Saturday, June 4, 2016

Still The Greatest

Muhammad Ali was always an aging fighter to me.  I was born in 1970, so I missed the early fights, where his speed and talent announced itself with a flourish in the heavyweight division. I missed a lot of the politics as well; Vietnam, the name change, and the social statement made by an African-American champion who replaced the quiet dignity of past trailblazers with a pride, wit and bravado that demanded respect.

The Ali I knew was an athlete who was deeply human. Ali was unique, but this struggle was universal. There is something deeply compelling about watching how a person deals with that moment in life where they are defined not by the talents God has given, but by the things time has stolen. 

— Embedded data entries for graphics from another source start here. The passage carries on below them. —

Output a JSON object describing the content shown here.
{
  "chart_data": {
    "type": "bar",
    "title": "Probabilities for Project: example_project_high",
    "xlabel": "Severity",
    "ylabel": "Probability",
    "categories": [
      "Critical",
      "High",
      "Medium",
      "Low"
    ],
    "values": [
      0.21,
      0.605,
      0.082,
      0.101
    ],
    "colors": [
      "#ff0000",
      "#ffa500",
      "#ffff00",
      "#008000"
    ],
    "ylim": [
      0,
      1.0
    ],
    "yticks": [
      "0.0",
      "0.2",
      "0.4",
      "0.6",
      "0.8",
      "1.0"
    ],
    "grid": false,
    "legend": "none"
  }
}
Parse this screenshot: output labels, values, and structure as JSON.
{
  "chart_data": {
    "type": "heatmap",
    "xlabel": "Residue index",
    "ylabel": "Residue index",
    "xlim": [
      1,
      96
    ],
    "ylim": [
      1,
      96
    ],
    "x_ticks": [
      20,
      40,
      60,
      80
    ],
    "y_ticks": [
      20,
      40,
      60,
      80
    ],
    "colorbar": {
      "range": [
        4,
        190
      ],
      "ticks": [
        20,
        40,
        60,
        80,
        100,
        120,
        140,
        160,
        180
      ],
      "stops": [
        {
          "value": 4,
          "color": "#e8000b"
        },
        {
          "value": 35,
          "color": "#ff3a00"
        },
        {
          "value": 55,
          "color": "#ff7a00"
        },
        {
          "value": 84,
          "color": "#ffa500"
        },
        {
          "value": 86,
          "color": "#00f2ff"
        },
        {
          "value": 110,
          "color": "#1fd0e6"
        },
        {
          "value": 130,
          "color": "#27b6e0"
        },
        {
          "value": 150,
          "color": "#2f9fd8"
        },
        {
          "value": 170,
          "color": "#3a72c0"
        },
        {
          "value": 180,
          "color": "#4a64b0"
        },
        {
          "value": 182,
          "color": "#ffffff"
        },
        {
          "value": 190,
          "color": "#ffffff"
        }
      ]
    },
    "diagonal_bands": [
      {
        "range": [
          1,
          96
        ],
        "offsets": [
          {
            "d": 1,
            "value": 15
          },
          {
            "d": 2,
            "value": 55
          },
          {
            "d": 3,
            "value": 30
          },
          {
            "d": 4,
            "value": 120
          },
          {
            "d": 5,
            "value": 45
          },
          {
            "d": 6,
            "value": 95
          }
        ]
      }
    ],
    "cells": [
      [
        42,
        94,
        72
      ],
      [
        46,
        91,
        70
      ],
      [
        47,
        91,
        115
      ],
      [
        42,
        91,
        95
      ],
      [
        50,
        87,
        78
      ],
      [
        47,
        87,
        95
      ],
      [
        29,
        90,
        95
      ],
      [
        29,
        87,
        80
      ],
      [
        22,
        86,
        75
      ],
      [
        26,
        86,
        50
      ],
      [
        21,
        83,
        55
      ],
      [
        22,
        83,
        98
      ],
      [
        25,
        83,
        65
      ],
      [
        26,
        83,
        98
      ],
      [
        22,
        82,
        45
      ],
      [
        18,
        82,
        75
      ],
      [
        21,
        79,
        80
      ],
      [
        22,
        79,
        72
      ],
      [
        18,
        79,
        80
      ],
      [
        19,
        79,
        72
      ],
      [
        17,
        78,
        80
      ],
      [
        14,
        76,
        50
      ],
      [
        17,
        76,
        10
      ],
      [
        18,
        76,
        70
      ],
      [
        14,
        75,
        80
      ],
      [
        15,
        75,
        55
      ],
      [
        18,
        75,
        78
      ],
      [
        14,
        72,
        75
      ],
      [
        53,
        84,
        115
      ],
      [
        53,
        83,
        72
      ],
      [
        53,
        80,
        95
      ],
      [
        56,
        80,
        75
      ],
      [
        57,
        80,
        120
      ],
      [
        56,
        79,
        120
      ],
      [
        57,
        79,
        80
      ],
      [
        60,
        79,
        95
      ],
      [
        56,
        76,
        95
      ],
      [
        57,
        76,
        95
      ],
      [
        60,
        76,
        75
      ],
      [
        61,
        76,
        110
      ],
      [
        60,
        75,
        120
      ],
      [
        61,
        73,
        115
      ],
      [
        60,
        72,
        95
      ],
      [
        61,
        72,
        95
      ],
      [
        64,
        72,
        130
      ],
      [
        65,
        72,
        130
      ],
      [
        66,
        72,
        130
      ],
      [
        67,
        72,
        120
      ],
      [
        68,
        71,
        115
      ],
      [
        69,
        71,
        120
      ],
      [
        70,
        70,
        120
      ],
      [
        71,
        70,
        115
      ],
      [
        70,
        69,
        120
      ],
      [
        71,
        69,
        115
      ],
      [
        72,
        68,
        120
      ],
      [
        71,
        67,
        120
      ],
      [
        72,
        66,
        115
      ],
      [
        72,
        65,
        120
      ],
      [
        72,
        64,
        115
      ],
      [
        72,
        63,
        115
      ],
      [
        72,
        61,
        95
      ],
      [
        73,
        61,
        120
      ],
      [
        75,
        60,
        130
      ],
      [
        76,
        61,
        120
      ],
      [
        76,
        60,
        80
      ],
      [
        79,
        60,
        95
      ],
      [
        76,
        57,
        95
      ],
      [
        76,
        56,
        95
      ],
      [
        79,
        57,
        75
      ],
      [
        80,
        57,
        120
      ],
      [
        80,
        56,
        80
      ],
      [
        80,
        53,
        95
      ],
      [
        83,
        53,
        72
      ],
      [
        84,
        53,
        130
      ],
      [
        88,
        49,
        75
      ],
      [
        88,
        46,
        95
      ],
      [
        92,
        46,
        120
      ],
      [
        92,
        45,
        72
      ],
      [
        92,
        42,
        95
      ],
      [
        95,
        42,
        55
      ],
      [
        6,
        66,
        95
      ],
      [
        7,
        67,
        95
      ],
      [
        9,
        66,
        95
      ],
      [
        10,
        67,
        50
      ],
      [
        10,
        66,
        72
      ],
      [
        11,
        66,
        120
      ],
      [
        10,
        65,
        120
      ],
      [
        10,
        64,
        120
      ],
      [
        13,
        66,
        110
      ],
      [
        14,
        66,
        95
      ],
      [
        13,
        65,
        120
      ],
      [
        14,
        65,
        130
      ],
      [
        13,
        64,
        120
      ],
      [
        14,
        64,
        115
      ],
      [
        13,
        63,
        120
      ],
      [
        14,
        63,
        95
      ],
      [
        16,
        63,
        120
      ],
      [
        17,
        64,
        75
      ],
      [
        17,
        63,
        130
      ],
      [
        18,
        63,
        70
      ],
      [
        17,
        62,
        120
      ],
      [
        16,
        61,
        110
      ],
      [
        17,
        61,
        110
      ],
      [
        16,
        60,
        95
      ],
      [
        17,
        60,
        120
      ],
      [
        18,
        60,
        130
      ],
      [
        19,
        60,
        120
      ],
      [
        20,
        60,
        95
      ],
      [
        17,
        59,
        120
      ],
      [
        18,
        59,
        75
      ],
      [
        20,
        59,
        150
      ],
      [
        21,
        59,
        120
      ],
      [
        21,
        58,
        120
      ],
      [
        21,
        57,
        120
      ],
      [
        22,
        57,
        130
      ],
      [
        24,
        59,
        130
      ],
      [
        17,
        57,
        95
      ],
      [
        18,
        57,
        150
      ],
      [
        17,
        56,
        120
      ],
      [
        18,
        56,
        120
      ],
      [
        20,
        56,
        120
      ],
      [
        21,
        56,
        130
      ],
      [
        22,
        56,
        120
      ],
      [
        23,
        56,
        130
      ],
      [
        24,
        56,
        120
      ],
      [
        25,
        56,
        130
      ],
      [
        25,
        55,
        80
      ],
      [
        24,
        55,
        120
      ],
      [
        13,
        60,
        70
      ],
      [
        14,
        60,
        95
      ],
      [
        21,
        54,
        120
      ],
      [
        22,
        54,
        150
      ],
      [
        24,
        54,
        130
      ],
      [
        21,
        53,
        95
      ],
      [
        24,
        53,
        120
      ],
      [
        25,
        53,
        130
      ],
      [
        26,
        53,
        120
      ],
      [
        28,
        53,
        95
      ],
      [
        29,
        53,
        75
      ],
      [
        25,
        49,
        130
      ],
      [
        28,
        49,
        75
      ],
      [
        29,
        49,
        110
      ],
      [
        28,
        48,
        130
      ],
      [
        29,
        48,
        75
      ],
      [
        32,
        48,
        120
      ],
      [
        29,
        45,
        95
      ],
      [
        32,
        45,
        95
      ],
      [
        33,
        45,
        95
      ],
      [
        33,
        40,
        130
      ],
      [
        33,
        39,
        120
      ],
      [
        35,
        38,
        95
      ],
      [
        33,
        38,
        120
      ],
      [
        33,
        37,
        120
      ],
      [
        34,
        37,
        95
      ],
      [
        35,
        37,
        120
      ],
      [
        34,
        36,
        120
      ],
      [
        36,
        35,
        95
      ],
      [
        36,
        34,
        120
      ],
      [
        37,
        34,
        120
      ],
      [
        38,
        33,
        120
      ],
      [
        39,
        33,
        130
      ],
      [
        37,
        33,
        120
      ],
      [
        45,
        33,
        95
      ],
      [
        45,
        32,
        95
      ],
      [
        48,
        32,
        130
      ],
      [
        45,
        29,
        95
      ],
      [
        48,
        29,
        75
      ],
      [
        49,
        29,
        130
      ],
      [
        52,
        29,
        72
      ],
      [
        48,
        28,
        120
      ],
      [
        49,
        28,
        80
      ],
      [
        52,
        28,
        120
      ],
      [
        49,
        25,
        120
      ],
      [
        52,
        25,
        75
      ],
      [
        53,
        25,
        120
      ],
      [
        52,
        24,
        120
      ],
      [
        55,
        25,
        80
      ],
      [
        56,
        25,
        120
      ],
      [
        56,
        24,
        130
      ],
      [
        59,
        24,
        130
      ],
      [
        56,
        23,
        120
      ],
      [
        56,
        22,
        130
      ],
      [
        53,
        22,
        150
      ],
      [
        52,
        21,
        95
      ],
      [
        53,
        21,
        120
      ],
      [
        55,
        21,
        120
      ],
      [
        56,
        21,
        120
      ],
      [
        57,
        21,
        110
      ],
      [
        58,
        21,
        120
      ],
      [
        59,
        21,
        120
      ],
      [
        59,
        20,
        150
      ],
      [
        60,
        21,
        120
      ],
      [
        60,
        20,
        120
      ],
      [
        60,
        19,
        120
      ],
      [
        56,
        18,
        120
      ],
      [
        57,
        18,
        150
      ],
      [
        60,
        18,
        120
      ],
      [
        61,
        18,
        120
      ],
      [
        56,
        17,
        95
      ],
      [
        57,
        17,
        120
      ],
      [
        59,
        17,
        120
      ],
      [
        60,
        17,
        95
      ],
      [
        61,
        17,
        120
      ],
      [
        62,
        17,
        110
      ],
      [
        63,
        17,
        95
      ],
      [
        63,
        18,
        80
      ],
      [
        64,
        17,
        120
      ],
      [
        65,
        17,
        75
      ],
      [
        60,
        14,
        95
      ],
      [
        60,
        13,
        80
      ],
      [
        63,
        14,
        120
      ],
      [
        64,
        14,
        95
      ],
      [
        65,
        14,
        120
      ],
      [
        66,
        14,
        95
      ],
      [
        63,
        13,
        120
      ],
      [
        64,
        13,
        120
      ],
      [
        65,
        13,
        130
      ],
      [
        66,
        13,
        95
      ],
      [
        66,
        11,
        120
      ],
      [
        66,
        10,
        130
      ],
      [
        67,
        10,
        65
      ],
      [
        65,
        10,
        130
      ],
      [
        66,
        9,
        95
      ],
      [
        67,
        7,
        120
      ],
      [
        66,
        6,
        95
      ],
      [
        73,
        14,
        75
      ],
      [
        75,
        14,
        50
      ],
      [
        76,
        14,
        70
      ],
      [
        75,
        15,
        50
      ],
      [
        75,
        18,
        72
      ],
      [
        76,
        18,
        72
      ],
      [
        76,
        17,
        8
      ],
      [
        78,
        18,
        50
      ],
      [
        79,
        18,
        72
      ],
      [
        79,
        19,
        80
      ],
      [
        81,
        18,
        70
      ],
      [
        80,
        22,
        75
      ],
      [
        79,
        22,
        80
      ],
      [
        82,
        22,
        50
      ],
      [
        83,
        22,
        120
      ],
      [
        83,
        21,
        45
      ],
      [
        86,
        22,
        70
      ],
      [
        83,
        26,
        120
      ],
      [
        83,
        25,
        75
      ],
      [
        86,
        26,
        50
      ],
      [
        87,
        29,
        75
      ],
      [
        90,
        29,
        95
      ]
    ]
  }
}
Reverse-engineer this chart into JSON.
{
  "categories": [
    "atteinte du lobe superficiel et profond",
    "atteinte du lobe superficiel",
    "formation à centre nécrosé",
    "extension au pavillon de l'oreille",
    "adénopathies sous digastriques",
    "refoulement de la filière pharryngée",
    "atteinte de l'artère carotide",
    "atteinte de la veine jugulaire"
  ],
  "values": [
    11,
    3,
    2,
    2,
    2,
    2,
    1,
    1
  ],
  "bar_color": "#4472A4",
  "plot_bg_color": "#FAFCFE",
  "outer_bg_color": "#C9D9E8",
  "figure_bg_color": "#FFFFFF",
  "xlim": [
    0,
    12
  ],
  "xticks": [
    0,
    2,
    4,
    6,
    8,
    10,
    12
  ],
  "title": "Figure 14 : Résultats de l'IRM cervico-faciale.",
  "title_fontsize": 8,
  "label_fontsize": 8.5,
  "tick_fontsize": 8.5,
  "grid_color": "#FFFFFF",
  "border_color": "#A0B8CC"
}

I was lucky to have a father to watch those fights with who loved boxing for the strategy and the lessons more so than the violence. We watched a physically diminished Ali teach us.  We sawthe strategy and impulse control it took to let the dangerous George Foreman punch himself out. We saw the value of sheer will as he outlasted Joe Frazier. We saw cunning, too, the way he used the energy of the crowd to demoralize and wear down a younger Leon Spinks, and the way he summoned up the magic footwork of old to take the angles away from a hard-punching Earnie Shavers. 

If he stayed too long, well, he gave us lessons there too about the dark side of passion and pride, how even our greatest strengths carry in them the potential to lead us wrong. In his later years, he got to see the world change. The issues of race and war where he had been the most polarizing of icons now we're settled in his favour, and he became a symbol of accepted truths.  If he was reduced by Parkinson's to the quiet dignity he once so powerfully refused, certainly he now had that luxury. The Greatest had earned his silence. Today, The Greatest has earned his rest.